The boundary between advice and product in the realm of financial planning has always been difficult to guard, and easy to cross over.
Late in 2006, the government even tried to broker a solution to this border crisis by suggesting the establishment of a new category of “product sellers” as distinct from “financial advisers”. The idea appealed to many advisers as a way to mark out the new territory of professionalism.
UBS Wealth Management has sought within its own operations to draw a clear distinction between the two, often-conflicting, regions of product and advice.
Zoe Hart, head of wealth planning at UBS, says the group’s financial planners (or “wealth planners” as the group describes them) stay strictly on neutral ground, and never stray into product terrain when working with clients.
The Swiss-headquartered institution has adopted this structure globally.
Essentially, UBS wealth planners map out risk-appropriate asset allocation strategies, leaving client advisers to fill in the product details.
The wealth planners monitor the actual investment portfolio to ensure it meets the asset allocation goals, and discuss any divergence with client advisers. But they remain aloof from any specific product selection.
Client advisers (there are about 160 of these in Australia) also generate and maintain the client base over the long term.
Hart says the UBS wealth planners supply a service of “a technical specialist nature” to the client advisers, who only refer clients on when a need has been identified.
In fact, she says the UBS wealth planners “will walk out of the room” when the subject of actual product selection comes up in joint meetings with UBS client advisers.
“We…provide specialist financial planning advice to both prospective and existing clients of UBS Wealth Management, which is completely independent of investment and other product selection,” Hart says.
“This is one extreme differentiator from our market competitors.”
UBS targets high net worth individuals, which means those with at least $1 million to invest. However, Hart says UBS Wealth Management clients have $20 million-plus to invest.
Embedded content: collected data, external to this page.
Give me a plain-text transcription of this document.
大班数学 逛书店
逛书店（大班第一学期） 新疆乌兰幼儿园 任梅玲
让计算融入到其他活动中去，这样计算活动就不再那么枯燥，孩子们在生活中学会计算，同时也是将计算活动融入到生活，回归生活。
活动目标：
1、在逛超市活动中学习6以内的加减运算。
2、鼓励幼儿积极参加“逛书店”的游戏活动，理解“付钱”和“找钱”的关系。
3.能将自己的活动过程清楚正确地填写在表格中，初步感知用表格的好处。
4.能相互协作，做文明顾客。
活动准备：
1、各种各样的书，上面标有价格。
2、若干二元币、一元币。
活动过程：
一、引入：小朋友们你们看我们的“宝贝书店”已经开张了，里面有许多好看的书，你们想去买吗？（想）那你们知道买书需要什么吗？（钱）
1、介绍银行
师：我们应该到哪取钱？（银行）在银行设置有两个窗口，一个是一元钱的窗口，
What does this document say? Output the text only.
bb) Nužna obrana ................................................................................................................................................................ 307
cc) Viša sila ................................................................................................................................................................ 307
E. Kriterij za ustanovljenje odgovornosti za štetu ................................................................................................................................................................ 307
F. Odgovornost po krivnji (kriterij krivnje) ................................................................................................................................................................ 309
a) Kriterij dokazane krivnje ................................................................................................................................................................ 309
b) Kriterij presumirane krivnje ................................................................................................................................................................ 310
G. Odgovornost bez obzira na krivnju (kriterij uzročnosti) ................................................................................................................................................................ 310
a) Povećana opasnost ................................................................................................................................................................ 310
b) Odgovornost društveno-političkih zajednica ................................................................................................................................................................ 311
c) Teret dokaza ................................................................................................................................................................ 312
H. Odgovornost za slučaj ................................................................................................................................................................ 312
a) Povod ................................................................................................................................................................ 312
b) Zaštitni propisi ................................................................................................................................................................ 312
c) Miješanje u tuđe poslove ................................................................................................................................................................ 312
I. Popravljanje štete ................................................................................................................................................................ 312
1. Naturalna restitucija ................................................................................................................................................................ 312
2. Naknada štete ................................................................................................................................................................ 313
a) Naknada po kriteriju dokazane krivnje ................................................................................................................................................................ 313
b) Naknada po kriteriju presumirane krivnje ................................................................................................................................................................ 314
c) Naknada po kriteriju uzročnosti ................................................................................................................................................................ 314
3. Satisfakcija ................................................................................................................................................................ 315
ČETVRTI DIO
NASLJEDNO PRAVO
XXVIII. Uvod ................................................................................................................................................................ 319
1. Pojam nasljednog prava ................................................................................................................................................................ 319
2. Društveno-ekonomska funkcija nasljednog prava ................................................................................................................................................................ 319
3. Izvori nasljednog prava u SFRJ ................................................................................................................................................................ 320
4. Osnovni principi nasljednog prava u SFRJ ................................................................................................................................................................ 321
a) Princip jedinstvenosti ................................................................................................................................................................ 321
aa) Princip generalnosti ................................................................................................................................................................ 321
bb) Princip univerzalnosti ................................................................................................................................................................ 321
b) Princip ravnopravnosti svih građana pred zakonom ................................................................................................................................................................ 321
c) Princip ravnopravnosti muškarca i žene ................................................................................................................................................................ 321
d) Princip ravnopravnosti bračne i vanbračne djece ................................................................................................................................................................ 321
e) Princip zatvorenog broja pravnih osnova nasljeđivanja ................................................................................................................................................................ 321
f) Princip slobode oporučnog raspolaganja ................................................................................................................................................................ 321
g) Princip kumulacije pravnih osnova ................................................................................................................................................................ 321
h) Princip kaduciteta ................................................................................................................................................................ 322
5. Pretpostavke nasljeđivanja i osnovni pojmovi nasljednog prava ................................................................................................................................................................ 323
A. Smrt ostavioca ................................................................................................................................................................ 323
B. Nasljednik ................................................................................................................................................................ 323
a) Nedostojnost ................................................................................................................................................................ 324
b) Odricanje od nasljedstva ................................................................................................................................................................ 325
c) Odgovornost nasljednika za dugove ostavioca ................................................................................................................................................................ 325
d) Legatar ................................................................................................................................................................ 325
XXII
Wealth planners can work across many areas such as “appropriate structuring of financial affairs to maximise the opportunities for meeting personal financial and lifestyle objectives and maximising wealth”, Hart says.
“We also educate our client base on changes in legislation, additional investment opportunities (including charitable structures and pursuits) and introduce specialist internal and external resources to support the client and the client’s financial affairs and needs,” she says.
Hart says the UBS wealth planners are not remunerated for referrals, and clients are not pressured into taking up any of these extra services.
“Most of our clients already have advisers in other areas,” she says.
Hart says the firm’s international presence sets it apart from its competitors.
“The service offering is relatively seamless across jurisdictions – this has the added benefit of Australian advisers and consultants, including wealth planners, being able to work closely with our counterparts in other countries," Hart says.
UBS does not disclose its specific client numbers or funds under management but Hart says the Wealth Management division in Australia has about 10,000 relationships and the group manages more than $100 billion of high-net-worth clients’ assets in the Asia Pacific region.
Currently nine UBS wealth planners are servicing the firm’s Australian client base and while Hart says there is room for more in the group, its hiring policy remains very selective.
She says UBS takes a “lateral recruitment” approach to hiring financial planners and will often look outside the traditional industry – three UBS wealth planners have a legal background, for example. Part of the reason for this strategy is that many established financial advisers are reluctant to shed their existing client base when shifting licensees – a necessity in the case of UBS.
“But we have had a couple of advisers who sold their client book because they wanted to come across to a well-resourced organisation,” she says.
Hart says UBS provides “massive” training and support to its planners – more than enough to guarantee they can stay on the right side of the great advice/product divide.